Components of memory management system:
The principal components of the memory management system are;
a. A facility for dynamic storage relocation that maps logical
memory references into physical memory addresses.
b. A provision for sharing common programs stored in memory by
different users.
c. Protection of information against unauthorized access between
users and preventing users from changing operating system
functions. The dynamic storage relocation hardware is a mapping
process similar to the paging system
3.3.2 Paging
In memory management, paging can be described as a storage
mechanism that allows operating system (OS) to retrieve processes from
the secondary storage into the main memory in the form of pages. It is a
function of memory management where a computer will store and
retrieve data from a device’s secondary storage to the primary storage.
Memory management is a crucial aspect of any computing device, and
paging specifically is important to the implementation of virtual
memory. In the Paging method, the main memory is divided into small
fixed-size blocks of physical memory, which is called frames. The size
of a frame should be kept the same as that of a page to have maximum
utilization of the main memory and to avoid external fragmentation.
Paging is used for faster access to data, and it is a logical concept. For
instance, if the main memory size is 16 KB and Frame size is 1 KB.

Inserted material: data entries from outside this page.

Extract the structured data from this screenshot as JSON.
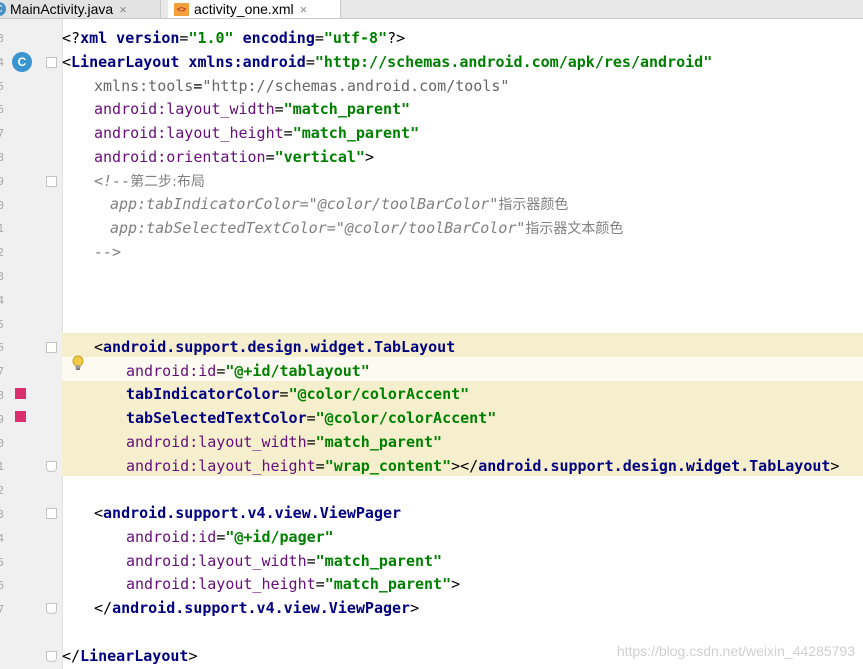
{
  "tabs": [
    {
      "label": "MainActivity.java",
      "icon": "java-class-icon",
      "icon_glyph": "C",
      "close": "×"
    },
    {
      "label": "activity_one.xml",
      "icon": "xml-file-icon",
      "icon_glyph": "<>",
      "close": "×"
    }
  ],
  "gutter": {
    "line_numbers": [
      "3",
      "4",
      "5",
      "6",
      "7",
      "8",
      "9",
      "0",
      "1",
      "2",
      "3",
      "4",
      "5",
      "6",
      "7",
      "8",
      "9",
      "0",
      "1",
      "2",
      "3",
      "4",
      "5",
      "6",
      "7"
    ],
    "class_badge": "C"
  },
  "code": {
    "l1": {
      "open": "<?",
      "tag": "xml",
      "a1": " version",
      "eq1": "=",
      "v1": "\"1.0\"",
      "a2": " encoding",
      "eq2": "=",
      "v2": "\"utf-8\"",
      "close": "?>"
    },
    "l2": {
      "open": "<",
      "tag": "LinearLayout",
      "a1": " xmlns:android",
      "eq": "=",
      "v": "\"http://schemas.android.com/apk/res/android\""
    },
    "l3": {
      "a": "xmlns:tools",
      "eq": "=",
      "v": "\"http://schemas.android.com/tools\""
    },
    "l4": {
      "a": "android:layout_width",
      "eq": "=",
      "v": "\"match_parent\""
    },
    "l5": {
      "a": "android:layout_height",
      "eq": "=",
      "v": "\"match_parent\""
    },
    "l6": {
      "a": "android:orientation",
      "eq": "=",
      "v": "\"vertical\"",
      "close": ">"
    },
    "c1": {
      "text": "<!--",
      "cjk": "第二步:布局"
    },
    "c2": {
      "text": "app:tabIndicatorColor=\"@color/toolBarColor\"",
      "cjk": "指示器颜色"
    },
    "c3": {
      "text": "app:tabSelectedTextColor=\"@color/toolBarColor\"",
      "cjk": "指示器文本颜色"
    },
    "c4": {
      "text": "-->"
    },
    "t1": {
      "open": "<",
      "tag": "android.support.design.widget.TabLayout"
    },
    "t2": {
      "a": "android:id",
      "eq": "=",
      "v": "\"@+id/tablayout\""
    },
    "t3": {
      "a": "tabIndicatorColor",
      "eq": "=",
      "v": "\"@color/colorAccent\""
    },
    "t4": {
      "a": "tabSelectedTextColor",
      "eq": "=",
      "v": "\"@color/colorAccent\""
    },
    "t5": {
      "a": "android:layout_width",
      "eq": "=",
      "v": "\"match_parent\""
    },
    "t6": {
      "a": "android:layout_height",
      "eq": "=",
      "v": "\"wrap_content\"",
      "close": "></",
      "tag": "android.support.design.widget.TabLayout",
      "end": ">"
    },
    "v1": {
      "open": "<",
      "tag": "android.support.v4.view.ViewPager"
    },
    "v2": {
      "a": "android:id",
      "eq": "=",
      "v": "\"@+id/pager\""
    },
    "v3": {
      "a": "android:layout_width",
      "eq": "=",
      "v": "\"match_parent\""
    },
    "v4": {
      "a": "android:layout_height",
      "eq": "=",
      "v": "\"match_parent\"",
      "close": ">"
    },
    "v5": {
      "open": "</",
      "tag": "android.support.v4.view.ViewPager",
      "close": ">"
    },
    "end": {
      "open": "</",
      "tag": "LinearLayout",
      "close": ">"
    }
  },
  "watermark": "https://blog.csdn.net/weixin_44285793",
  "colors": {
    "highlight": "#f6efcd",
    "tag": "#000080",
    "attr": "#660e7a",
    "value": "#008000",
    "comment": "#808080",
    "bookmark": "#d9306b"
  }
}
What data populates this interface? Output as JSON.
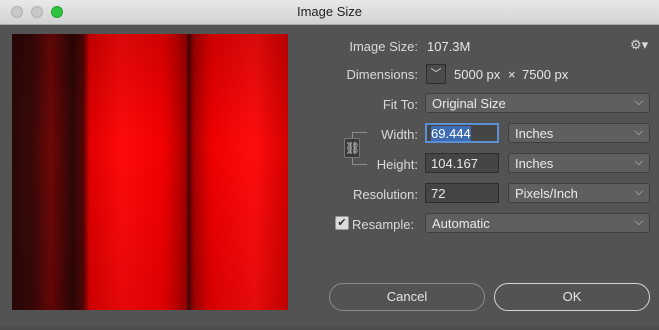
{
  "window": {
    "title": "Image Size"
  },
  "image_size": {
    "label": "Image Size:",
    "value": "107.3M"
  },
  "dimensions": {
    "label": "Dimensions:",
    "width": "5000 px",
    "times": "×",
    "height": "7500 px"
  },
  "fit_to": {
    "label": "Fit To:",
    "value": "Original Size"
  },
  "width": {
    "label": "Width:",
    "value": "69.444",
    "unit": "Inches"
  },
  "height": {
    "label": "Height:",
    "value": "104.167",
    "unit": "Inches"
  },
  "resolution": {
    "label": "Resolution:",
    "value": "72",
    "unit": "Pixels/Inch"
  },
  "resample": {
    "label": "Resample:",
    "checked": true,
    "value": "Automatic"
  },
  "buttons": {
    "cancel": "Cancel",
    "ok": "OK"
  },
  "icons": {
    "gear": "gear-icon",
    "link": "chain-link-icon",
    "chevron": "chevron-down-icon"
  }
}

Here, the main memory will be divided into the collection of 16 frames
of 1 KB each. There are 4 separate processes in the system that is A1,
A2, A3, and A4 of 4 KB each. Here, all the processes are divided into
pages of 1 KB each so that operating system can store one page in one
frame. At the beginning of the process, all the frames remain empty so
that all the pages of the processes will get stored in a contiguous way. A
typical paging process is presented in Figure 2.3.1.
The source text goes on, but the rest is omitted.